Há um homem andando pelas ruas da Zona Sul.
É um homem forte, com barba rala e feições de índio.
Quase sempre está sem camisa, usando apenas uma calça esfarrapada e tênis mulambentos. Em outras ocasiões, pode ser visto usando camisa de malha furada imunda, bermuda e descalço, a sola do pé grossa como os pneus de caminhão estourados no meio da BR-040. Em oportunidades mais raras, perambulando pela Cidade Alta, usa agasalho contra o frio que nesses dias lapida afiado nossos mares de morros.
Esse Homem que Anda Pelas Ruas da Zona Sul locomove-se exclusivamente pelas pistas de rolamento. Recusa-se a dividir espaço com os pedestres nas calçadas. É de outra estirpe.
É um príncipe e um general. Um santo e um samurai.

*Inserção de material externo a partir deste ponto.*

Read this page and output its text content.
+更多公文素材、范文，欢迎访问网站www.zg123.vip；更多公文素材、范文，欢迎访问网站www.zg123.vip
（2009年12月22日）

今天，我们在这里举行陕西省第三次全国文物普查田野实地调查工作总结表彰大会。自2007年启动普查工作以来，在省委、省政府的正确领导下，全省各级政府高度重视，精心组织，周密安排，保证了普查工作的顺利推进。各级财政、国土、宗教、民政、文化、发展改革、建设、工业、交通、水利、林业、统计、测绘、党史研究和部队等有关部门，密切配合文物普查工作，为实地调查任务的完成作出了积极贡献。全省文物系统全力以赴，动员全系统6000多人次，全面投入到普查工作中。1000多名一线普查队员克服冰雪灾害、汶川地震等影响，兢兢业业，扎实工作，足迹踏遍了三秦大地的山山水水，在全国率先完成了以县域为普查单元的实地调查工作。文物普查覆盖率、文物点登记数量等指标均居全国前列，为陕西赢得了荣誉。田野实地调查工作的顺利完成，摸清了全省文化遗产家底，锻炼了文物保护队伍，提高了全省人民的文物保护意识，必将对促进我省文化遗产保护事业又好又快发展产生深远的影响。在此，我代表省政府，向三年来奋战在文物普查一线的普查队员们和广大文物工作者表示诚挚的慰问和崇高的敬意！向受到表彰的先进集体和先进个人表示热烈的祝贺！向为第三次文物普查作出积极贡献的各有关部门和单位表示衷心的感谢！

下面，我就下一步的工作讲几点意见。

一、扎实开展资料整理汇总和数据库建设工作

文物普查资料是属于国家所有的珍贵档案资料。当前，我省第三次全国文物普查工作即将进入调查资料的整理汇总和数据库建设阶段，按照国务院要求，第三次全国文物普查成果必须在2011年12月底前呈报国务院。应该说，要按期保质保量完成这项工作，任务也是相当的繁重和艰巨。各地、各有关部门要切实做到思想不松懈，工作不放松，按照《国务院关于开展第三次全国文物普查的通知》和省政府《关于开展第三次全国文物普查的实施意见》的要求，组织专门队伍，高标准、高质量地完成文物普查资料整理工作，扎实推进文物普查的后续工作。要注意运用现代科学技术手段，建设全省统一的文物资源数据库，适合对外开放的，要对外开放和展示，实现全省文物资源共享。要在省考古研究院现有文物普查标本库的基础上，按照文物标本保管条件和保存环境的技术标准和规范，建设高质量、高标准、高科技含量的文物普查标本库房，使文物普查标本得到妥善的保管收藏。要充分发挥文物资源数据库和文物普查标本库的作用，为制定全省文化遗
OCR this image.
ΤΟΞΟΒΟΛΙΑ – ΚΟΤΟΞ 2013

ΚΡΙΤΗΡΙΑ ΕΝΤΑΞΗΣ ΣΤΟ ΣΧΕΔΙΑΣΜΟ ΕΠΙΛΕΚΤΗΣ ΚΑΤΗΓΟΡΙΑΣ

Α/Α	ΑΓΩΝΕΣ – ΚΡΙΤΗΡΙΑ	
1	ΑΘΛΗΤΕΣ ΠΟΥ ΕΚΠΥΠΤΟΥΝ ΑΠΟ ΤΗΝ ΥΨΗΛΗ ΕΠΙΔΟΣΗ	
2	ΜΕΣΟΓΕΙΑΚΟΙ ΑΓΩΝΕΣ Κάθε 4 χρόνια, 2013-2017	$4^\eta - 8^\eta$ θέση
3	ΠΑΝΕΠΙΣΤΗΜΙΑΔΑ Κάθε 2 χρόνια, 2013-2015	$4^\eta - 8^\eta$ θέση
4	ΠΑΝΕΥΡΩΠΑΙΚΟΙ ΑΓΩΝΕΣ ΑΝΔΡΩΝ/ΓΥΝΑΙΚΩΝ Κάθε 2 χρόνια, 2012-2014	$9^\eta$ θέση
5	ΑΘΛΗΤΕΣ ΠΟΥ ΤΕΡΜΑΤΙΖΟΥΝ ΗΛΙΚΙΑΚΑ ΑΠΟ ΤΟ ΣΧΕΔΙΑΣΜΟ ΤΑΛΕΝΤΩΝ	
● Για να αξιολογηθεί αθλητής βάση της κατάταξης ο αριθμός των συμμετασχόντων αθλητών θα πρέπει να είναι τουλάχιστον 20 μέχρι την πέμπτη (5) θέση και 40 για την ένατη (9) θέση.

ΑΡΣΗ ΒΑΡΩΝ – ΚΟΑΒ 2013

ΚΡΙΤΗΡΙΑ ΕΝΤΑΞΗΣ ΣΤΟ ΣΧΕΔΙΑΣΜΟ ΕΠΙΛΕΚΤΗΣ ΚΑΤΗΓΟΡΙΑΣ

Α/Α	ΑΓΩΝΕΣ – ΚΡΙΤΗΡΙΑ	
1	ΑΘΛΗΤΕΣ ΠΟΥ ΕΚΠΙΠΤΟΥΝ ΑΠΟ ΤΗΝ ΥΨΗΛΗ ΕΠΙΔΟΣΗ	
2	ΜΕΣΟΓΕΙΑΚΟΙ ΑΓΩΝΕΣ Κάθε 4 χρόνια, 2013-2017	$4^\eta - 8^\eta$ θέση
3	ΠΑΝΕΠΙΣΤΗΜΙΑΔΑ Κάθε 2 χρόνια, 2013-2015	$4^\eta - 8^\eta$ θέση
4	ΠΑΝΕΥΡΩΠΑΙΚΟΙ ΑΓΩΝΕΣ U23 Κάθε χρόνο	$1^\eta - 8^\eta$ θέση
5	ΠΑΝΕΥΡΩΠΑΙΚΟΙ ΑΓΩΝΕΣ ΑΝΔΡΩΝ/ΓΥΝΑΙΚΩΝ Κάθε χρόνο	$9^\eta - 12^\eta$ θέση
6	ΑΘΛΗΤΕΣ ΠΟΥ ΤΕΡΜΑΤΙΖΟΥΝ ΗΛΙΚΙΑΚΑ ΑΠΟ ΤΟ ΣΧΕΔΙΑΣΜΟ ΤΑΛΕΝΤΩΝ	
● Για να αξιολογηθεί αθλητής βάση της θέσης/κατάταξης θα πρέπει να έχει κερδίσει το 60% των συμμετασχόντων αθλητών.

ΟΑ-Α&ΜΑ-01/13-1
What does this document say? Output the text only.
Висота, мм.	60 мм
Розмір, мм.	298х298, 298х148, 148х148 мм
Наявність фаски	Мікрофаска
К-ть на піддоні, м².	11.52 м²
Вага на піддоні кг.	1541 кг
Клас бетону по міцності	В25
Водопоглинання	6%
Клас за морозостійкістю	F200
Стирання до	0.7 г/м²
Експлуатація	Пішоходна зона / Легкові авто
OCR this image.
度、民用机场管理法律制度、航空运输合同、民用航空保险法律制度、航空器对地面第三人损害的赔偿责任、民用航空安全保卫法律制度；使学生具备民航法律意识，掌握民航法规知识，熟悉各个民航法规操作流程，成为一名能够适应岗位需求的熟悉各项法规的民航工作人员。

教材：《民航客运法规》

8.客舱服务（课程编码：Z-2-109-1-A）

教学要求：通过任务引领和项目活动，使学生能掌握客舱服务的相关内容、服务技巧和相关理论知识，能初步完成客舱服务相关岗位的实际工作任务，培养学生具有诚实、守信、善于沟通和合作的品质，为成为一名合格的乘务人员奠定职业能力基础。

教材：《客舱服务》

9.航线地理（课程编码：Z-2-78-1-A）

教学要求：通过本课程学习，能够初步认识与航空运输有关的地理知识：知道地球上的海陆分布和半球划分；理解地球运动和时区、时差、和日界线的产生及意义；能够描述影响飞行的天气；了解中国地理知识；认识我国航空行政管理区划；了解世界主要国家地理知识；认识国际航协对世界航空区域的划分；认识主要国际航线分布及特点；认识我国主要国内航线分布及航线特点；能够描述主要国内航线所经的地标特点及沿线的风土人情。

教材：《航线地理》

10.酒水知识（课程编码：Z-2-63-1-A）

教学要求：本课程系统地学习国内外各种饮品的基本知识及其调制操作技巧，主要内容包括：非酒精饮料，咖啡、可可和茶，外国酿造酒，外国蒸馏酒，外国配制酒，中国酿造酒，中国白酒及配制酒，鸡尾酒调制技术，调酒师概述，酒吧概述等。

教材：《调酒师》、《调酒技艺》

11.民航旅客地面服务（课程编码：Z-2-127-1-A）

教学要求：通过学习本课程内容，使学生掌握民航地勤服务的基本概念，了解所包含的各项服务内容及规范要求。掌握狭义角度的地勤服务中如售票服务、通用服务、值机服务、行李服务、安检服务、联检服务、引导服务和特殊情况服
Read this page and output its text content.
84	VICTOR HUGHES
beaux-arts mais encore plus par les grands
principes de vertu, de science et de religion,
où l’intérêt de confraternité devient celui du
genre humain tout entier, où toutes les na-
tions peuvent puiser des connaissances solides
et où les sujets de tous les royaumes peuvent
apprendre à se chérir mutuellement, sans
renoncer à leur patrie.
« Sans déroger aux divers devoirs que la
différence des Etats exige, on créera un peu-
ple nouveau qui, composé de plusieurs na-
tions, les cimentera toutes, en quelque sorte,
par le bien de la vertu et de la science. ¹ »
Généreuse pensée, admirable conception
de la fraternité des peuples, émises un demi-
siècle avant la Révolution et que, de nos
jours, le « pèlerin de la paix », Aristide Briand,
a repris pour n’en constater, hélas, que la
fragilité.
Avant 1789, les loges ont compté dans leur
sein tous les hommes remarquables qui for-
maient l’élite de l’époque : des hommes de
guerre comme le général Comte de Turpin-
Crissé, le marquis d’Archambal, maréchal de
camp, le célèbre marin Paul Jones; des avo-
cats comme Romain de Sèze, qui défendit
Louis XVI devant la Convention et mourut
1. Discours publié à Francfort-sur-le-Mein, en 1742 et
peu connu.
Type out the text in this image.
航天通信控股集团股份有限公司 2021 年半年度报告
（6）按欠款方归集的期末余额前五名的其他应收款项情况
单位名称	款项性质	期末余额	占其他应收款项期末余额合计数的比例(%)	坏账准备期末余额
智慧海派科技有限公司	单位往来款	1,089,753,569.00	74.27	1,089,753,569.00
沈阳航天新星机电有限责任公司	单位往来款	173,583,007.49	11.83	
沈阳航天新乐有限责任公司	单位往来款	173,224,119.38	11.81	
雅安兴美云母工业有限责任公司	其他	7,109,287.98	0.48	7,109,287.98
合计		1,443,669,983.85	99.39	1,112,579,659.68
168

Caminha por entre os carros e as motocicletas, obstinado, o semblante convicto e inabalável, nós que desviemos nossas máquinas e motores do dínamo que ele carrega no peito e faísca seus olhos negros, alimentado pela energia das pernas e braços que não param de se movimentar enquanto ele avança sobre faixas duplas e contínuas e seccionadas.
O Homem que Anda Pelas Ruas da Zona Sul nunca foi visto parado.
Mas também não corre, tampouco molenga. Mantém a mesma marcha, dura, sem malemolência, decidida a ir a algum lugar que talvez ele não saiba onde. Ou talvez um lugar que nós não saibamos imaginar, ignorantes que estamos do maravilhoso e do fantástico.
Ou não.
Talvez o Homem que Anda Pelas Ruas da Zona Sul seja apenas um reflexo da nossa própria inquietude e impaciência. Dessa nossa necessidade de ir, seja lá onde for.
Talvez o Homem que Anda Pelas Ruas da Zona Sul não seja, enfim, um príncipe. Ou um santo.
Talvez o Homem que Anda Pelas Ruas da Zona Sul seja apenas eu.